Appendix D: Biological production and export production

Figure D1 shows the production, U, for the preindustrial and perpetual-2090s states, along with the corresponding changes. Similarly, Fig. D2 shows the corresponding export ratios, f. As shown by Fig. 3, important contributions from export ratios occur in places where Δf and U are both large, and important contributions from production occur where f and ΔU are both large.

Figure D1 (a) Map of carbon uptake, U(r), vertically integrated, in the preindustrial state. (b) Zonal integral of (a). (c, d) As (a, b) but for the RCP4.5-based perpetual-2090s state. (e, f) As (c, d) but for RCP8.5. (g–j) As (c–f) but for ΔU.

The changes in export production vary with mechanism, i.e., POC_f, POC_s, DOC, or PIC. The zonally integrated changes for each mechanism are shown in Fig. D3. For POC_s export, changes are strongly dominated by export ratios, particularly in the tropics, likely because very little POC_s makes it through the euphotic zone (f≈0), and thus ΔJ_ex≈U Δf. In contrast, PIC export is entirely controlled by changes in production (ΔJ_ex≈f ΔU; Fig. D3) because, in our model, its export ratio is unaffected by any environmental change (f≈0.97 and Δf≈0.001).

Figure D2 (a) Map of export ratio, f, in the preindustrial state. (b) Zonal mean of (a). (c, d) As (a, b) but for the RCP4.5-based perpetual-2090s state. (e, f) As (c, d) but for RCP8.5. (g–j) As (c–f) but for Δf.

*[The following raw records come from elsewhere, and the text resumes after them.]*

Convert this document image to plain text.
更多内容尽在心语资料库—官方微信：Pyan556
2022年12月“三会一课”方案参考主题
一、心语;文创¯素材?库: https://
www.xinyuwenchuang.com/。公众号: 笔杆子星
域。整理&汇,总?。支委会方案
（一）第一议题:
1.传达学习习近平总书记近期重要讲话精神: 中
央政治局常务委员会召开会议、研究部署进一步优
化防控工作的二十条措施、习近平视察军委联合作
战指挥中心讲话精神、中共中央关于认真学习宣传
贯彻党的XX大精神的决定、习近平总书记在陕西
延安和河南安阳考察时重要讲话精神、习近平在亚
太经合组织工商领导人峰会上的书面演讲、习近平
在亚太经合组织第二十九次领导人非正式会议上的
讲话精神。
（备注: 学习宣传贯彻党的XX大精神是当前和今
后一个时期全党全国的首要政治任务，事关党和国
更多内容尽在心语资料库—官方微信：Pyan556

Figure D3 (a–d) Change in DOC (a), POC_s (b), POC_f (c), and PIC (d) zonally integrated export production, ΔJ_ex (black), for the RCP4.5-based perpetual-2090s state, decomposed into contributions from UΔf (blue), fΔU (orange), and Δf ΔU (gray). The globally integrated contribution to ΔJ_ex is indicated in each panel. (e–h) As (a–d) but for RCP8.5.